Sunday, February 23, 2020

Second day in Hong Kong/Carlos Pueblo

Second day in Hong Kong/Carlos Pueblo

Eugenia came to the hotel to pick up for a tour on our second day in Hong Kong. I knew her in Frankfurt, Germany while both of us were on our tours in Europe. She said that we were at the Aberdeen area; therefore, she had a plan to take us to visit Stanley, had a lunch at the Causeway Bay area, drinking coffee for the entire afternoon with a life music performance, and finally at a famous roast goose restaurant for our dinner.

We took a train to the Central and transferred to a bus passing through a tunnel and at the high rises of the city and the high wall like campus of the Hong Kong University, her alma mater. As a matter of fact, the alumni Association has listed Dr. Sun Yat-sen as one of them due to his attending of the old Hong Kong College of Medicine, the forerunner of the University. I showed my interest to visit the campus of this famous University. Stanley is a small bay and the British Authority built a pier for their vessels named a Governor-General Blake as its name, I read the words on a stone monument. The old Governor-General building was moved to the front of the pier nicely. Also nearby is the popular Sea Goddess Temple and the famous Guanying Bodhisattva statue is on the hill which is very famous for the scenery on movies in Hong Kong. She did mention that there were a big resistance in Hong Kong during Japanese invasion during the War and Stanley was the last beach head. I tried to show my well informed character, I asked if it was the Gurkha army. She knocked her head and took us to visit the Military Cemetery on another hill where we could see the overall scenery of Hong Kong, the bay, the high rises, and the mountains, etc. We continued to pass the old residential area of small plan houses with small yards for growing vegetable and flowers. We came to the original post office building, still in function, to catch on a bus to a noodle house at Causeway Bay section of downtown, of course everywhere in the city is like a downtown. It is a small Teochew eatery yet crowded with customers. I ordered two bowls, one fish rice noodle and one plan seaweed soup and both ladies ordered beef meet balls noodle for lunch. There were delicious. Amy and I went back again on the third day in the city.

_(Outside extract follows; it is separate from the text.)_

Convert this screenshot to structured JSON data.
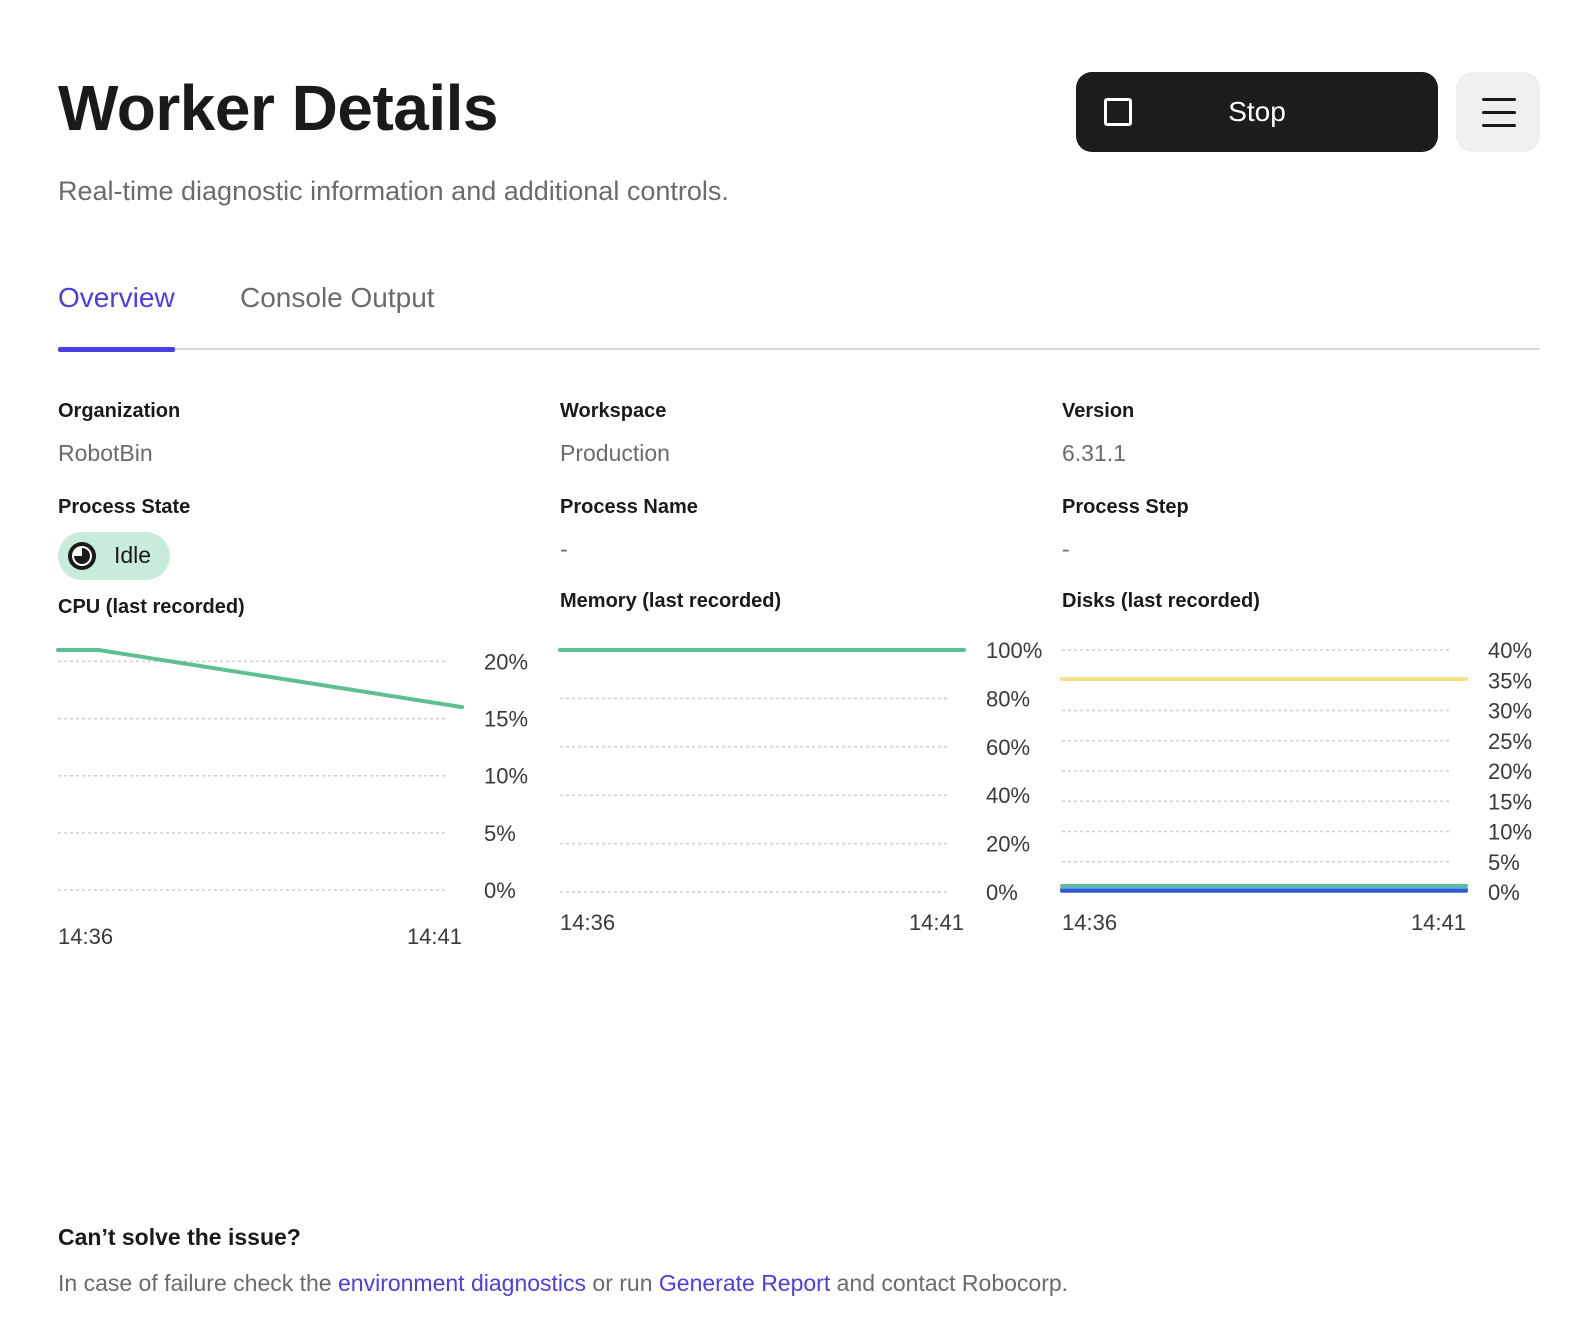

We took a bus again to a coffee and bar restaurant across the Island. I forgot the name yet she told me that was closed to the original place to raise geese for the restaurant to have them roasted. We had listened two sections of performance of Jazz music. Finally, I requested three popular hits and they agreed to play one of them, What's up? It was excellent.

She took us to another roast goose restaurant to wait on long line to get in and I regret very much that I was not alert enough to notice that she was allergy to both the goose and the duck due to her shoulder's pain according to Chinese herb medicine advice to avoid eating them.